SARAH: We've talked about CRISPR a lot at the Museum of Science because it is one of the most well-known and best proven tools for editing DNA.
So CRISPR is based on bacterial immune system. I know that's a weird thing to say, but it turns out that because bacteria are single-celled organisms, they don't have white blood cells, obviously. They don't have anything else to fight off viruses or anything that might try to infect them.
And so, instead, what they have is this sort of little immune system that's just sort of these proteins that are able to kind of proofread their genetic code and cut out things that are not supposed to be there, like viral DNA or something like that.
And so, CRISPR, in the last 10 years or so, has been used almost like a pair of molecular scissors to go in and find parts of non-bacterial genomes, like human DNA, and make changes to it. This is a big topic. CRISPR gets a lot of people sort of concerned.
ERIC: Yeah, there's a lot of ethical issues having to do with it, too.
SARAH: In many ways, what's important about CRISPR is that - I mean, it is one of the most effective tools we have for doing this sort of science, but more effectively, we're moving towards a world where this is a branch of medicine, where genetic treatments of diseases, especially things like sickle cell anemia, muscular dystrophy, these are genetic lifelong chronic illnesses that we are now finding ways to potentially be able to cure.
However, it's a long, long road. And the Nobel Prize this year was for two scientists who basically found a more effective and cleaner way to make those little cuts in DNA that you have to make in order to make any changes, whether you're trying to turn off a gene you don't want, turn on a gene you do want, get rid of a gene that's misbehaving, or put in a gene that wasn't there.
Those are basically the four basic uses of CRISPR. And these two scientists found a much more precise and effective way to make those cuts so that you won't affect any part of the DNA that you don't want to affect. But there's also one more really special thing about these two scientists.
ERIC: Yeah, and that is that they're both women. And looking at the history of Nobel Prize winners across all categories, there has been very few women, especially going back more than about 15 years - hardly any at all. And so, it was really exciting.
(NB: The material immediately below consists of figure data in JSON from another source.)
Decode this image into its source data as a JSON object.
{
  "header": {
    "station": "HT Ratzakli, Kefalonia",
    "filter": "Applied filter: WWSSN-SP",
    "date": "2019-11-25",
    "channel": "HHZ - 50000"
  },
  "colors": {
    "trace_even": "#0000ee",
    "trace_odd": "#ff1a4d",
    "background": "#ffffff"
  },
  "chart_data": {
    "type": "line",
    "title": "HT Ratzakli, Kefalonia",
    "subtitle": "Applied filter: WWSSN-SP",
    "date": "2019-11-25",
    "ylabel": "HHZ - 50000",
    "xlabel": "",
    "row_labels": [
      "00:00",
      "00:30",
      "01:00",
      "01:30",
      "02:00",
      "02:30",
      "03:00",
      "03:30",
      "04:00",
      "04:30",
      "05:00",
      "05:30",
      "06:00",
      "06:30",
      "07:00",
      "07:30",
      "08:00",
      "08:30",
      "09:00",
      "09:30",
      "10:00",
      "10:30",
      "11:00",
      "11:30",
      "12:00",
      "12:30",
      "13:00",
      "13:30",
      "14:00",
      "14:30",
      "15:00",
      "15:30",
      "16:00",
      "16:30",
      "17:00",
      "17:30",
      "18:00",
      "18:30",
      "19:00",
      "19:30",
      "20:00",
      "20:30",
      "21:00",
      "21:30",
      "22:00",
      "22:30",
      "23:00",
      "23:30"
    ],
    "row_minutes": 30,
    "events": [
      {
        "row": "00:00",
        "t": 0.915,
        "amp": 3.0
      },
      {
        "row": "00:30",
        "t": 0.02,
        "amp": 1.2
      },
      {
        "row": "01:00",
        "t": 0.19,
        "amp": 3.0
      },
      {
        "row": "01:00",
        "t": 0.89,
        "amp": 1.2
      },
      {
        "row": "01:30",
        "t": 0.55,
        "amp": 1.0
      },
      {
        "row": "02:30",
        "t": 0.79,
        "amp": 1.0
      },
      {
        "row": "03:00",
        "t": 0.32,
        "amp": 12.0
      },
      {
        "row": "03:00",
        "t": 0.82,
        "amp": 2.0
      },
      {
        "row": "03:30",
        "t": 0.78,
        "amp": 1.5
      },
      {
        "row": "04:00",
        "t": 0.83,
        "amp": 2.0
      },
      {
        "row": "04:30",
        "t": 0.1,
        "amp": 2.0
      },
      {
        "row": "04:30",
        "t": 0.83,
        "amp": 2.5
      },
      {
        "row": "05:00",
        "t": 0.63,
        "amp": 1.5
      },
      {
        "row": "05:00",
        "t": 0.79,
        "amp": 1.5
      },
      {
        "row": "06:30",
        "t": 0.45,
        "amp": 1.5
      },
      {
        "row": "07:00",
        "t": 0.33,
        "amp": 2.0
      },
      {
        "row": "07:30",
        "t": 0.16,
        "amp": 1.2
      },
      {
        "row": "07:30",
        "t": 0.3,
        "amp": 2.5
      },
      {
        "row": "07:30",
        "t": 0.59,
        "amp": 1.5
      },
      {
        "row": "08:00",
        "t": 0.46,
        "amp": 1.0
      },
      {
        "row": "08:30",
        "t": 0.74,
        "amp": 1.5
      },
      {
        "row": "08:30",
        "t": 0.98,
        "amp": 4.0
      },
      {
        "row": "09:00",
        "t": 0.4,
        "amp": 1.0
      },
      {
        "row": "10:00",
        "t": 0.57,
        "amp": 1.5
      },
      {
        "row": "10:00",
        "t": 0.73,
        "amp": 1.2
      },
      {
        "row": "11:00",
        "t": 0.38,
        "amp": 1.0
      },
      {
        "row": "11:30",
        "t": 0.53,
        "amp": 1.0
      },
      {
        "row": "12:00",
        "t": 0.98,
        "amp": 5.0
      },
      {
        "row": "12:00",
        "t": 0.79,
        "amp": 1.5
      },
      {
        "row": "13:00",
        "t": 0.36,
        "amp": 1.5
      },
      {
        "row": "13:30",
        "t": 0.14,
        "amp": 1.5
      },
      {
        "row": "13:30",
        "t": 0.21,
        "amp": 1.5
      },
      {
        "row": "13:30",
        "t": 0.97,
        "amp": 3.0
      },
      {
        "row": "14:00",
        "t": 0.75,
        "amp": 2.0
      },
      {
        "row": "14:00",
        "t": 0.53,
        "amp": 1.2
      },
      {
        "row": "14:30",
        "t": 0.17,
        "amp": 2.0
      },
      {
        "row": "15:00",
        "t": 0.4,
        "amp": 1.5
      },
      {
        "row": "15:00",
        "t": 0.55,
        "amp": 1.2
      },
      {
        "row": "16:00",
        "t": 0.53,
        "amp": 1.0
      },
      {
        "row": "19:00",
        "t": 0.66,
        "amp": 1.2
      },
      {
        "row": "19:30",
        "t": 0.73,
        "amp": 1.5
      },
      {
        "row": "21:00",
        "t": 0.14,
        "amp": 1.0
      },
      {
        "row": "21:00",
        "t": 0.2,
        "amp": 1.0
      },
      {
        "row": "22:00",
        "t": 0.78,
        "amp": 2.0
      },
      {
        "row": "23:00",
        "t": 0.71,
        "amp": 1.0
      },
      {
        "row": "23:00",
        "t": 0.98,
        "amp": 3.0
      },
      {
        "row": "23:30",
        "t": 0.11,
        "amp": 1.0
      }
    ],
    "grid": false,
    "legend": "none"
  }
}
This was the first time that two women shared the Nobel Prize in chemistry. It's just really exciting, not that women are finally doing the science, it's that women are finally getting the recognition for it.
There have been plenty of examples of women in chemistry and physics and all the different fields that could have been considered, maybe should have been awarded the Nobel Prize.
But to see it actually happen this year and for something that's been such an amazing breakthrough that we've been talking about in current science and technology for years now, that's really why we wanted to include it on our list as a celebration of that.
SARAH: Yeah, for sure. This story is really, really meaningful, especially because I mean, the structure of DNA was largely discovered by a scientist named Rosalind Franklin, whose work was co-opted by Watson and Crick.
It is quite beautiful that these two scientists, Emmanuel Charpentier and Jennifer Doudna, were able to use this robust understanding of the structure of DNA, which we got from Rosalind Franklin, to begin to make huge strides toward being able to cure or eradicate some of the genetic diseases that have been sort of wreaking havoc on the human race for centuries.
ERIC: All right, well, Sarah, thanks so much for talking about the first half of our top 10. And we'll see you in a couple of weeks as we count down all the way to number one.
SARAH: Thanks for having me. Can't wait to get to number one.